We can see a good example of the lack of implementing this law in the life of Jacob. His life may have inspired this commandment. In fact, we see the use of love and hate used ten times in Torah. Four of those are in our current portion. Three are used in the life of Jacob concerning his love for Rachel and his attitude toward Leah, Genesis 29:30-31, 29:32-33 and the other is his love for Joseph over his brothers in Genesis 37:4. Both of these situations caused Jacob and his family much grief in the years to come.

We quickly see the impact this had on Leah. In Genesis 29:31-33 we read that the L-rd saw Leah was unloved (hated). He  enabled her to conceive Reuben and she said, “Now therefore my husband will love me.” She bore another son, Simeon. As we know nothing changed. Jacob’s feelings toward her did not change and her feeling of being unloved also did not change. This rivalry between these two women continued and carried over into the next generation.

As we all remember Jacob loved Joseph, the son of Rachel, more than his other sons. In Genesis 27:4 we read the reaction of the other sons toward Joseph. Jacob’s preference for Joseph carried through until he was on his death bed and adopted Joseph’s two sons and basically, through that act, gave Joseph a double portion.
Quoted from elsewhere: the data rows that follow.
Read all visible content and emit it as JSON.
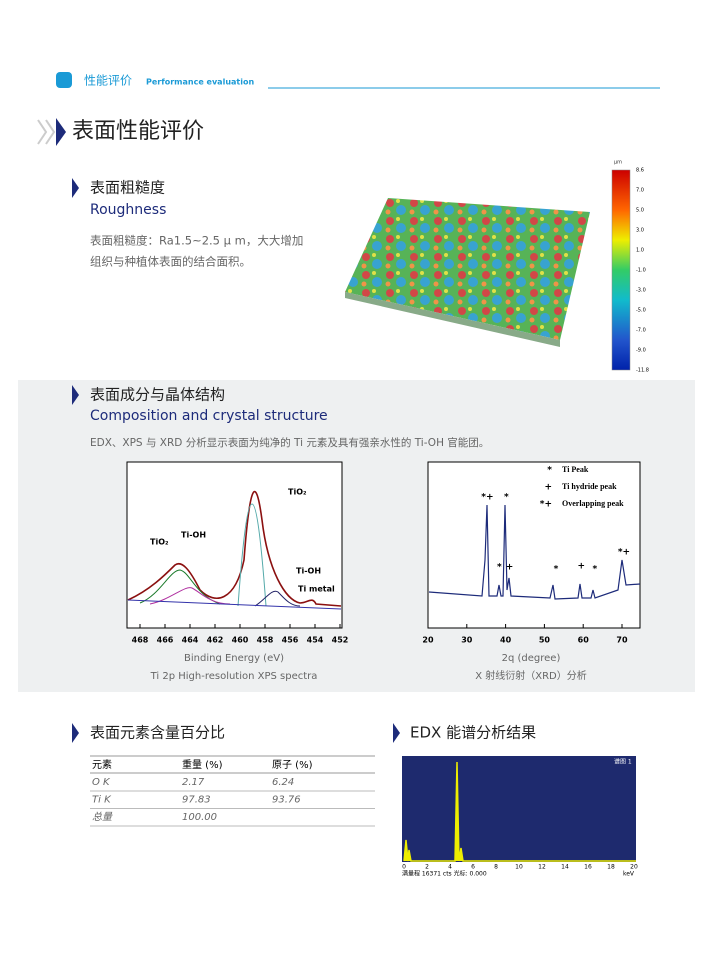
{
  "header": {
    "title_cn": "性能评价",
    "title_en": "Performance evaluation"
  },
  "section_title": "表面性能评价",
  "roughness": {
    "title_cn": "表面粗糙度",
    "title_en": "Roughness",
    "text": [
      "表面粗糙度：Ra1.5~2.5 μ m，大大增加",
      "组织与种植体表面的结合面积。"
    ],
    "colorbar": {
      "unit": "μm",
      "ticks": [
        "8.6",
        "7.0",
        "5.0",
        "3.0",
        "1.0",
        "-1.0",
        "-3.0",
        "-5.0",
        "-7.0",
        "-9.0",
        "-11.8"
      ]
    }
  },
  "composition": {
    "title_cn": "表面成分与晶体结构",
    "title_en": "Composition and crystal structure",
    "text": "EDX、XPS 与 XRD 分析显示表面为纯净的 Ti 元素及具有强亲水性的 Ti-OH 官能团。",
    "xps": {
      "xticks": [
        "468",
        "466",
        "464",
        "462",
        "460",
        "458",
        "456",
        "454",
        "452"
      ],
      "xlabel": "Binding Energy (eV)",
      "caption": "Ti 2p High-resolution XPS spectra",
      "annotations": [
        "TiO₂",
        "Ti-OH",
        "TiO₂",
        "Ti-OH",
        "Ti metal"
      ]
    },
    "xrd": {
      "xticks": [
        "20",
        "30",
        "40",
        "50",
        "60",
        "70"
      ],
      "xlabel": "2q (degree)",
      "caption": "X 射线衍射（XRD）分析",
      "legend": [
        {
          "symbol": "*",
          "label": "Ti Peak"
        },
        {
          "symbol": "+",
          "label": "Ti hydride peak"
        },
        {
          "symbol": "*+",
          "label": "Overlapping peak"
        }
      ],
      "markers": [
        {
          "symbol": "*+",
          "x": 35.3
        },
        {
          "symbol": "*",
          "x": 40.2
        },
        {
          "symbol": "*",
          "x": 38.4
        },
        {
          "symbol": "+",
          "x": 41
        },
        {
          "symbol": "*",
          "x": 53
        },
        {
          "symbol": "+",
          "x": 59.5
        },
        {
          "symbol": "*",
          "x": 63
        },
        {
          "symbol": "*+",
          "x": 70.5
        }
      ]
    }
  },
  "element_table": {
    "title": "表面元素含量百分比",
    "columns": [
      "元素",
      "重量 (%)",
      "原子 (%)"
    ],
    "rows": [
      [
        "O K",
        "2.17",
        "6.24"
      ],
      [
        "Ti K",
        "97.83",
        "93.76"
      ],
      [
        "总量",
        "100.00"
      ]
    ]
  },
  "edx": {
    "title": "EDX 能谱分析结果",
    "label": "谱图 1",
    "xticks": [
      "0",
      "2",
      "4",
      "6",
      "8",
      "10",
      "12",
      "14",
      "16",
      "18",
      "20"
    ],
    "footer": "满量程 16371 cts 光标: 0.000",
    "unit": "keV"
  }
}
Now to the point of all this, love can generate conflict even if no one began with that in mind. Jacob didn’t deliberately decide to love Rachel more. It was just something that happened. Love is a feeling that happens. It usually isn’t planned for. However, to the unloved it can feel like being rejected,  left out or unimportant. So when Jacob gave Joseph a double portion rather than giving it to Reuben, the first born son, it unleashed generations of strife. This commandment is a guard against that situation. Remember love is partial, while justice is impartial. Love is for someone specific. Justice is for everyone. It is on this that our country was built. Scripture is telling us here that love can bring personal satisfaction but justice will bring social order.  

If Jacob had acted differently toward his wives and children his life and theirs would have turned out differently. We can’t let our life be completely ruled by emotions such as love and hate. Marriages can be destroyed when a person leaves their family because they have “fallen in love” with another person. Justice must balance our emotions. In our own relationships with G-d we expect Him to love us and He does. However, His love is also tempered by justice. He forgives us and restores us but sometimes as a result of our actions we suffer the consequences of our sin. He is also a G-d of justice.

Now, I would like to look at D’Varim/Deut. 22:12. This verse covers the wearing of tassels on the corners of the garment the Israelites wore. Today, these are called tzitzits. I’m sure most of us have seen a Jewish person wearing these. They immediately identify the person as Jewish. As I thought about this this week I wondered why G-d gave this commandment. What was its purpose? It seems to me it may have had at least two purposes. First, it reminded the wearer who they were and as a Jew, how they were expected to live and interact with the world. They also let the observer know who the person was and at least some idea of what they believed.

This brought me to look at us as G-d’s people. When people meet us what impression do we make? Do we look and act pretty much like everyone else or do we give a different impression? I am not advocating we all wear black and walk with our heads down. However, I do believe we sometimes adopt the ways of the world to the extent we appear totally the same.  We must remember we are representatives of G-d to the world. We are to be the light of the world. Matthew 5:14.

Many times people’s idea of faith will be built on what they see in you. Because of these reasons we must ask ourselves what choices should I be making with regard to how I act and how I appear? How do I dress? How should I conduct myself? What words do I choose when I speak? All these things really are reflecting who we are and hopefully glorifying G-d 24/7.